A White House official launched repeated, pointed attacks on Sen. Lindsey Graham of South Carolina, on Thursday afternoon. According to the official, “If you look at the history of failed immigration reform bills, at some point you have to ask yourself the question whether Lindsey Graham’s involvement in drafting those bills means that rather being the solution to the problem, Lindsey Graham’s presence on those bills is the problem?”
The official proceeded throughout the call to single out the senator individually for stark criticism. The attacks prompted many in the media on the group phone call to demand that the call be placed on the record, and for the official to be identified explicitly, but that request was declined.
And for the second time in as many days, the White House emphasized that it is likely done negotiating over immigration -- it has wholeheartedly backed a bill written by Sen. Chuck Grassley, that it hopes could get as many as nine Democratic votes in the upper chamber, while concurrently offering support for a more hardline House bill from Rep. Robert Goodlatte.
The administration views the Grassley bill, which omits mandatory E-Verify and could potentially expand the number of illegal immigrants with DACA-type status, as conciliatory enough. But that hasn’t stopped other senators, namely Graham and John McCain, historically party pointmen on the issue, from offering competing or parallel legislation.
The result has been an increasingly vicious war of words between Graham, particularly, the Department of Homeland Security and certain White House officials.
As the administration was briefing reporters early Thursday afternoon, Graham told Capitol Hill reporters: “As long as Stephen Miller is running the White House and Tom Tancredo’s press secretary at DHS,” progress on the matter will commence at a glacial pace.

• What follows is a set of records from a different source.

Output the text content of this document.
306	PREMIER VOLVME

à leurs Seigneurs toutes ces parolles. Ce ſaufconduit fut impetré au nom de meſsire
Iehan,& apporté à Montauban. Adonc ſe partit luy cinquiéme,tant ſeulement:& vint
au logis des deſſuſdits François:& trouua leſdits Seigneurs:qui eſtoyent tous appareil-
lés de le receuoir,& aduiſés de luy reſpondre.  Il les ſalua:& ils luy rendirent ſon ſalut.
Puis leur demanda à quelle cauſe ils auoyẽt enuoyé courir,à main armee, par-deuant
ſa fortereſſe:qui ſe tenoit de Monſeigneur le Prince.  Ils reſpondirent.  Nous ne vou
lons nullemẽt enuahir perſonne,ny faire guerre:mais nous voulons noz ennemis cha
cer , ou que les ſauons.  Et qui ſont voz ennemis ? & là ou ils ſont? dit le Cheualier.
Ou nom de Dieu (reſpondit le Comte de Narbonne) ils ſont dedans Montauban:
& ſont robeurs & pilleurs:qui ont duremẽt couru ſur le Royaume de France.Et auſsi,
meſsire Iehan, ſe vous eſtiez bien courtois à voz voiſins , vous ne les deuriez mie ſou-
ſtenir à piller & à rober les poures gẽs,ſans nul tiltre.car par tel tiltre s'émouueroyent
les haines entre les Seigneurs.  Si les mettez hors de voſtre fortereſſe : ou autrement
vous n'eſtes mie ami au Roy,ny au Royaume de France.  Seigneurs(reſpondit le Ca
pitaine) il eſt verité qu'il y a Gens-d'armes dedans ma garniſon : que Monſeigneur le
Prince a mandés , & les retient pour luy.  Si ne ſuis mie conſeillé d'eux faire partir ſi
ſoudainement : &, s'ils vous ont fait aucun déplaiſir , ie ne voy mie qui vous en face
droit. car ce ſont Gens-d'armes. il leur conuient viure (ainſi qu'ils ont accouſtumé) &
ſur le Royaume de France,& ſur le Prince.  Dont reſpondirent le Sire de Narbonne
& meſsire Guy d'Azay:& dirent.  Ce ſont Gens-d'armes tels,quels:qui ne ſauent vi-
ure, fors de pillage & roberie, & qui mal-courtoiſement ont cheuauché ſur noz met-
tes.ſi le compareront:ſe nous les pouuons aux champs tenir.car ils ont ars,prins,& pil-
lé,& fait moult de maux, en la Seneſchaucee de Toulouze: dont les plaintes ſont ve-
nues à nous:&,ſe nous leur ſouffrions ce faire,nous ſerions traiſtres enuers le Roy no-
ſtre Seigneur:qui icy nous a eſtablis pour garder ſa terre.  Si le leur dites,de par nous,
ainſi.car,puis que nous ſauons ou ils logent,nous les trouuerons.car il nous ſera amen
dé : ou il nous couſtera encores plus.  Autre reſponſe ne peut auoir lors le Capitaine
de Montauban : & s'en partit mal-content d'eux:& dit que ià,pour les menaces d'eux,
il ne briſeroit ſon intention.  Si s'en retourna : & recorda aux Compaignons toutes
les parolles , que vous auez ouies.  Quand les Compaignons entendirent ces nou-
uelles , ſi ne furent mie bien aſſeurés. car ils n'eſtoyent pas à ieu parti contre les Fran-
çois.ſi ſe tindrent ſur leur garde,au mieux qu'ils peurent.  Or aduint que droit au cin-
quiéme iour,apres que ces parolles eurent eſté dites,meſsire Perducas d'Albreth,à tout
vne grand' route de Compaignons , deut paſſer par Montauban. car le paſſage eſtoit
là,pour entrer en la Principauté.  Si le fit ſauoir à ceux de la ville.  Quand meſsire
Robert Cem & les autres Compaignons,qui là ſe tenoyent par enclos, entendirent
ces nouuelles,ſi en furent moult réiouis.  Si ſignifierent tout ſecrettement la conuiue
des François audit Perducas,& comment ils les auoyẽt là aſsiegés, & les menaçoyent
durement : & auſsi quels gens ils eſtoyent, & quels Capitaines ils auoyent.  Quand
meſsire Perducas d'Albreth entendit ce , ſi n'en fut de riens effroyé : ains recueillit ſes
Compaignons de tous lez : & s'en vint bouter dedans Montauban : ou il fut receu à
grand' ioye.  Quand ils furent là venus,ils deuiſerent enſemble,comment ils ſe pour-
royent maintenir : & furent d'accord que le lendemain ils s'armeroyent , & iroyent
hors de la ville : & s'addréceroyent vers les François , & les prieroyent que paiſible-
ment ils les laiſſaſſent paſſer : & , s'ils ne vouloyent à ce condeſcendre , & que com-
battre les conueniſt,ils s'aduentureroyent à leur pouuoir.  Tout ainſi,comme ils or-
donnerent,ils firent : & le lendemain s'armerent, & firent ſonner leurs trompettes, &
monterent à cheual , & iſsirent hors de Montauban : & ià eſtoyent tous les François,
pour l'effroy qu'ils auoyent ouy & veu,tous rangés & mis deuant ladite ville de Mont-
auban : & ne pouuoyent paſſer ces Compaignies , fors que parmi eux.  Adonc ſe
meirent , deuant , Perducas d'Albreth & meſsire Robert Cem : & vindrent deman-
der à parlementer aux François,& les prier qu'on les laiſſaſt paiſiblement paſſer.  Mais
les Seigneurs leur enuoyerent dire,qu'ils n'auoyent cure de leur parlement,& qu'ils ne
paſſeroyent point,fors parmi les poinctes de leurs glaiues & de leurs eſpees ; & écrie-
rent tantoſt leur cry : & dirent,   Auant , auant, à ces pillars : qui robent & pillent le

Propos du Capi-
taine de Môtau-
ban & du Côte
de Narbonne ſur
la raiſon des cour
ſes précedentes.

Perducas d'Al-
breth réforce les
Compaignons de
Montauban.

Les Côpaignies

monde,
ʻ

Miller, formerly Jeff Sessions’ right hand man, is the White House’s foremost remaining immigration hawk, following the departure of White House Chief Strategist Stephen K. Bannon last summer. Tancredo is a former congressman from Colorado who waged a quixotic bid for president in 2008.
Graham’s comments against Miller drew a quick rebuke from Sen. Tom Cotton, a leading immigration hawk: “Embarrassing for a senator to attack a staffer. No worse example of punching down & bullying someone who can't defend himself.”
Concurrently, the White House official told reporters: “I also just want to make a quick note about Senator Graham’s attacks on the Department of Homeland Security. The men and women of the Department of Homeland Security are heroes. They keep us safe. The operators at DHS have painstakingly, for months, have outlined for Congress the reforms they need to save and protect American lives, and national security. And Senator Graham has been an obstacle to those reforms.”
Aside from threatening Thursday to veto his bill (co-sponsored with Senate Minority Leader Chuck Schumer), the president has not commented publicly on Graham personally in recent days. But the White House comments mark an abrupt shift from what had been an increasingly chummy relationship between Trump’s people and Graham. Once bitter primary campaign rivals, Graham’s name has even been in the conversation as a future secretary of State under Trump.
The White House official piled on Graham on Thursday: he has “been an obstacle to including the measure we need to keeping Americans safe. He has been an obstacle to what rank-and-file law enforcements officials have said they need to do their jobs. And in that sense, he’s been obstacle to immigration reform. He’s been an obstacle to getting relief for DREAMer.”
“If he wants to be part of the solution, he should work with, and not against the rank-and-file professionals at the Department of Homeland Security, who are committed to keeping Americans safe,” the official said. The official noted that this line of argument was not “hyperbolic” and that when Department of Justice officials saw Graham’s most recent legislative attempt that they were “stunned beyond words.”
The White House emphasized that it wants a bill passed this week: the Grassley bill. It is a bill that has gathered consensus conservative support (including from Cotton), with some exceptions-- namely, choice hardliners outside of Congress. “It’s fine in spirit,” Scott Greer, an editor at The Daily Caller told me, adding: “But it’s probably not going to pass.”
And if the March 5 deadline for DACA recipients elapses, the administration says the Department of Justice will not seek an extension, because the Attorney General Jeff Sessions views DACA as “likely unconstitutional.” The White House emphasized that the DACA recipients will not be deported en masse in that scenario -- criminals and national security threats will take priority -- and that the DACA recipients would then join the millions of illegals in the United States who have yet to be removed.
Thursday’s comments out the White House are also notable because they bely an emerging narrative from the administration: immigration should be thought of as a national security issue.
Graham’s legislation ignores key “national security concerns,” said a White House official. “If it wasn’t already obvious,” Graham’s immigration efforts are “DOA,” said the official, and a return to a pre-9/11 mentality, noting that under Graham’s proposal, many of the hijackers “would not have been a priority for removal.”